TK: C’est jamais vraiment pareil. C’est plutôt mystérieux, je sais rarement comment on en arrive à compléter un morceau. Bien qu’il y ait à chaque fois une part conceptuelle, l’écriture reste toujours très intuitive pour nous.

– Vous vous êtes assurés une sérieuse place dans le paysage expérimental montréalais et jouez régulièrement en ville et ailleurs: Votre meilleur souvenir de gig VS le pire?

TK: Des meilleurs gigs, il y en a des tonnes. Une de mes meilleures expériences reste encore les concerts qu’on a donnés pendant l’inondation de Calgary en 2013. Le festival pour lequel nous devions jouer avait été annulé à cause de l’ampleur de la catastrophe. Nous nous sommes retrouvés à jouer dans des maisons de quartiers évacués pour un public en grande partie sinistré. Il y avait une urgence dans l’air, les gens étaient comme transportés par l’énergie du désespoir. Ça peut paraitre très dark, mais il y avait quelque chose de beau dans la volonté du public de garder le moral. Les maisons de la plupart d’entre eux étaient complètement submergées et ils étaient là, à faire la fête avec nous. C’était très touchant.

Parfois, les pires gigs se transforment en meilleurs gigs. Je me suis fait voler un instrument quelques minutes avant de monter sur scène au Divan, une fois. Un instrument essentiel à notre performance. Ça nous a poussé à improviser la moitié du set. Le public savait ce qui s’était passé et nous portait par son énergie. Ça a donné quelque chose d’assez intense.

– J’ai lu que pour votre nouvel album, Bend Everything, vous aviez “découpé les chansons de votre album précédent pour en faire les matériaux de base”… C’est quoi l’idée derrière ça? Vous étiez déjà dans ce genre de démarche artistique pour Something Stranger Coming on the Horizon? Est-ce qu’on doit prendre ce nouvel album comme une suite, ou une relecture du premier? Quel est leur lien conceptuel s’il y en a un?

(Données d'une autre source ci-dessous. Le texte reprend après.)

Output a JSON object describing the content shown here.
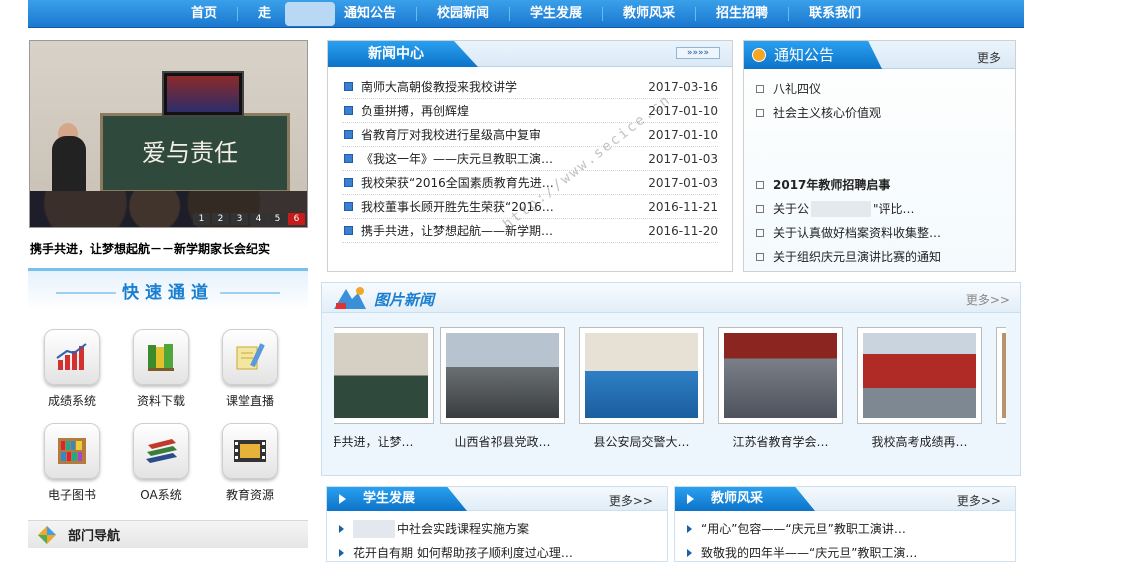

TK: En fait, on cherchait à poursuivre la démarche entamée sur notre album précédent. Nous y avions construit les morceaux en échantillonnant la publicité télévisuelle chérie de notre enfance. C’était une façon d’exposer un mal insidieux qui s’était inscrit au plus profond de nous. Sur le nouvel album on échantillonne notre album précédent. Symboliquement c’est une façon d’exposer ce mal pour pouvoir l’exorciser, exposer nos faiblesses pour se les ré-approprier. Il y a aussi quelque chose sur la répétition là-dedans, comme un mantra que l’on répète pour en épuiser le sens. C’est un album plus sévère, mais qui a une visée plus optimiste en bout de ligne et qui explore le potentiel de toute choses à la transformation. Ce désir de transformation était déjà présent sur notre album précédent, mais nous le dirigions seulement vers l’extérieur. Cette fois-ci nous le dirigeons vers nous-mêmes.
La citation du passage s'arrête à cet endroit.